Determining whether a glyph is available in Tkinter

Terry Reedy tjreedy at udel.edu
Tue Dec 17 04:58:06 CET 2013


On 12/16/2013 6:59 PM, wmcbrine at gmail.com wrote:
> I'm not going to control the font.

Tk widgets that display text must use *some* font. If you do not select 
one, then you get the system-dependent default.
for k, v in tk.Text().configure().items(): print(k, v)
...

font ('font', 'font', 'Font', <font object: 'TkFixedFont'>, 'TkFixedFont')
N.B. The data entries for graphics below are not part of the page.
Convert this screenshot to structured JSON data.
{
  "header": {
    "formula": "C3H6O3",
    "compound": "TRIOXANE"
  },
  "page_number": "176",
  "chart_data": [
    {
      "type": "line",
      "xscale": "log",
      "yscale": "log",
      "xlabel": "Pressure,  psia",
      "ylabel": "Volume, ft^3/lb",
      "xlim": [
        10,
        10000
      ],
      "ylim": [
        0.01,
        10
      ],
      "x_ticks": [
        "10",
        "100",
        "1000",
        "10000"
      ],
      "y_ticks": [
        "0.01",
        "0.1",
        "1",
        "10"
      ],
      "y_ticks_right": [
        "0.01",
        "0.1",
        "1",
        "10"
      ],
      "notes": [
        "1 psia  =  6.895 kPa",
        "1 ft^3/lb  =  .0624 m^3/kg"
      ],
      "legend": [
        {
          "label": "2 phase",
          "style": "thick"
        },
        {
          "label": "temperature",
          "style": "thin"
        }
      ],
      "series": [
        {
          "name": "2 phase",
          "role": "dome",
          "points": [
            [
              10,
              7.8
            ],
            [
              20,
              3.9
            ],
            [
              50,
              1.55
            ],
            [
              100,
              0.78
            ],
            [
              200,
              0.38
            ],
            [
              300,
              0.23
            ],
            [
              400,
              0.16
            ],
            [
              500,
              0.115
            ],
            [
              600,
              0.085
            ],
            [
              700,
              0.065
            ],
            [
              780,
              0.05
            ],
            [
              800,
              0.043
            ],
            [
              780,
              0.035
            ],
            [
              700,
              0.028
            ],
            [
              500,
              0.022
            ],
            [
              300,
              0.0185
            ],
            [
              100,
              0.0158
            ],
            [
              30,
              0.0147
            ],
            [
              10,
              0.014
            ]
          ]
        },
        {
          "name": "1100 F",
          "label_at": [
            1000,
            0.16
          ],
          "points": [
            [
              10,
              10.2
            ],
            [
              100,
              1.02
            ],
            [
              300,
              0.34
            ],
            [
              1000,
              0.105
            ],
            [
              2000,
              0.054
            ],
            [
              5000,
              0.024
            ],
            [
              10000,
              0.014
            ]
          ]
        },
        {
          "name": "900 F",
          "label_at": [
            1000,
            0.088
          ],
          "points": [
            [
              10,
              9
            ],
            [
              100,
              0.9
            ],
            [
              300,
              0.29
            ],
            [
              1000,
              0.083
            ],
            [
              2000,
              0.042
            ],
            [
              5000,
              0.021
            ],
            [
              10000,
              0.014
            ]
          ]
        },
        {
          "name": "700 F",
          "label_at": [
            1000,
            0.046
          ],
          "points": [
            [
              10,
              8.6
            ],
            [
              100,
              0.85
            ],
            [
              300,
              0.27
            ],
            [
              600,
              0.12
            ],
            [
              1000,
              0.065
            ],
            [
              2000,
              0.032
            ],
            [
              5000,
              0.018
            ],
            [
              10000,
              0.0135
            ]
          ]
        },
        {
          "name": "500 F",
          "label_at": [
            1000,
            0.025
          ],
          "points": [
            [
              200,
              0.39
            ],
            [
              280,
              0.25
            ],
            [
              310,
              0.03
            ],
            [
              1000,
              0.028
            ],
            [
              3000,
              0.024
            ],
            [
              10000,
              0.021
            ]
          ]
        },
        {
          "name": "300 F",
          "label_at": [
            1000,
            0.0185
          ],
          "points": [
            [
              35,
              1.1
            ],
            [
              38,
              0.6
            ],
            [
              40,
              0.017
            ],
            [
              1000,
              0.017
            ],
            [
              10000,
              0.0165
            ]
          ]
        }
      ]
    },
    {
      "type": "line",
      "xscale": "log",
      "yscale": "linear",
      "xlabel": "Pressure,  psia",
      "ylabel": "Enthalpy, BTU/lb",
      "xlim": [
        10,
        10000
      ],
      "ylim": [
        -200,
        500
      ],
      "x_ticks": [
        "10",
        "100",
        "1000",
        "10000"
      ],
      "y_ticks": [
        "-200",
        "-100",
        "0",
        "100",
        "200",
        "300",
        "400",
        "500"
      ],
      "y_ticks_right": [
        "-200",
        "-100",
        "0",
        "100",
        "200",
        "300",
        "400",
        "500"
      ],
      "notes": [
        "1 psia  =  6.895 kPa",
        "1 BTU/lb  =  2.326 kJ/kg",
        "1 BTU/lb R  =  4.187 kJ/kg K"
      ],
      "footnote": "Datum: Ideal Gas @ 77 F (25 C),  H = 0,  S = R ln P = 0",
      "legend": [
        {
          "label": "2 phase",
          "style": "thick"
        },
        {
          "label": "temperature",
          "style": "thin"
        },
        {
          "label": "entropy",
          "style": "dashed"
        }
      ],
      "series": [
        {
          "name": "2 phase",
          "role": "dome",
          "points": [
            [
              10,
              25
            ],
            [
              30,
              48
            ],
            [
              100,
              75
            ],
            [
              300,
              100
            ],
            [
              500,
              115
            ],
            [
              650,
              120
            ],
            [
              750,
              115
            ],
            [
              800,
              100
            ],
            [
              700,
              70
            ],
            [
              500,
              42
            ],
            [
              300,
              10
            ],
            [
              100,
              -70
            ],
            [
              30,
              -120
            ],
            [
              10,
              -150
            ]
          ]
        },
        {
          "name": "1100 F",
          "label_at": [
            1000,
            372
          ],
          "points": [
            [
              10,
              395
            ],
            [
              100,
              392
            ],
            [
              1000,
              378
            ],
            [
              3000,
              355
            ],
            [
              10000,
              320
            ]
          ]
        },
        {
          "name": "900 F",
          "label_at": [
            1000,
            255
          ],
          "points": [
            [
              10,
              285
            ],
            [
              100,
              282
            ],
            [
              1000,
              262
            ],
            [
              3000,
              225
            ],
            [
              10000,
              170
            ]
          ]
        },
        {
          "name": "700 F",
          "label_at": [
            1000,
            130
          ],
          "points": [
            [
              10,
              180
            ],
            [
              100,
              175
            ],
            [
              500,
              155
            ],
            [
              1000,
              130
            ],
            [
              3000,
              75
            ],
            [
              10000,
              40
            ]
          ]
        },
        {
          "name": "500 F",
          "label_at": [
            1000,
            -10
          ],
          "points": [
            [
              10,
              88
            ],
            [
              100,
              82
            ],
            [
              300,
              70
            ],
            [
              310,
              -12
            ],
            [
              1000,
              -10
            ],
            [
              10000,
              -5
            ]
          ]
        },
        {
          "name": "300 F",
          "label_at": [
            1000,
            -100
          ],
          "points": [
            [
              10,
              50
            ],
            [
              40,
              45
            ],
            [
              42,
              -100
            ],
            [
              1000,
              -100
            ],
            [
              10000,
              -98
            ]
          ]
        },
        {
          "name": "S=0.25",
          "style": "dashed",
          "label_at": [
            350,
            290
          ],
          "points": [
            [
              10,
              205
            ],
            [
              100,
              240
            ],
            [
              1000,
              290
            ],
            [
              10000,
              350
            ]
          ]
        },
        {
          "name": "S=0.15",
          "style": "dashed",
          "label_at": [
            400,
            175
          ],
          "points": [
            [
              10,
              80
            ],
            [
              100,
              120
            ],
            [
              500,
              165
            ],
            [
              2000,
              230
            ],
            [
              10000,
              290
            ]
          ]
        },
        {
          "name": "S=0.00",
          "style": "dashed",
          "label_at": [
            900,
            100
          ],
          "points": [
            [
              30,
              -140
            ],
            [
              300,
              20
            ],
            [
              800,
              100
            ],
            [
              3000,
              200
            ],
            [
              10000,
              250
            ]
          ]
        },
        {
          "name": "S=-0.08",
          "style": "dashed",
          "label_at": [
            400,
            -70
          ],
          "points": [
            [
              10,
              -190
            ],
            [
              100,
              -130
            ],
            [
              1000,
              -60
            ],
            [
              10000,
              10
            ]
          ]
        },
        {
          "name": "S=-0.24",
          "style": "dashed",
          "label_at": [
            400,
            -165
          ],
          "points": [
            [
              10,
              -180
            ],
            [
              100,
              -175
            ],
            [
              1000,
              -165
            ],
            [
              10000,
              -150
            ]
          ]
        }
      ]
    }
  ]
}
TkTextFont may be preferable for your purposes, although on Windows both 
might be Courier New.

> This is for a program that's
> distributed to the general public, for use on a wide variety of
> systems. But what I do in the current version is to use the ASCII
> label strings by default, and have a command-line option to select
> the "graphical" (non-ASCII Unicode) labels. What I want is to make
> the graphical labels the default, and have the program detect, at
> runtime, whether any of the glyphs used in the fancy labels would
> render as "\uNNNN" in whatever the default font for the buttons is,
> and automatically revert to the ASCII labels in that case.

I would not assume that the default covers more than ascii.

But to answer your question, this might work: fonts have a measure() 
method that returns what the pixel length of a string would be if it 
were to be displayed.

 >>> import tkinter.font as tkf
 >>> ft=tkf.Font(font='TkFixedFont')
 >>> ft.metrics()
{'ascent': 17, 'descent': 5, 'fixed': 1, 'linespace': 22}
 >>> ft.measure('a')
12
 >>> ft.measure('\u9fff')
12

*If* the measure is, say, 50 or more for a character that would display 
as \uNNNN, then you would know. Go ahead and experiment.

> I'm assuming this is possible, because Tkinter itself seems to know
> which glyphs are unavailable, or they'd probably be showing up as
> those boxed number characters or question marks instead of "\uNNNN".

I do not know whether it is tk itself or a system graphics call that 
translates a sequence of codes to pixels on the screen.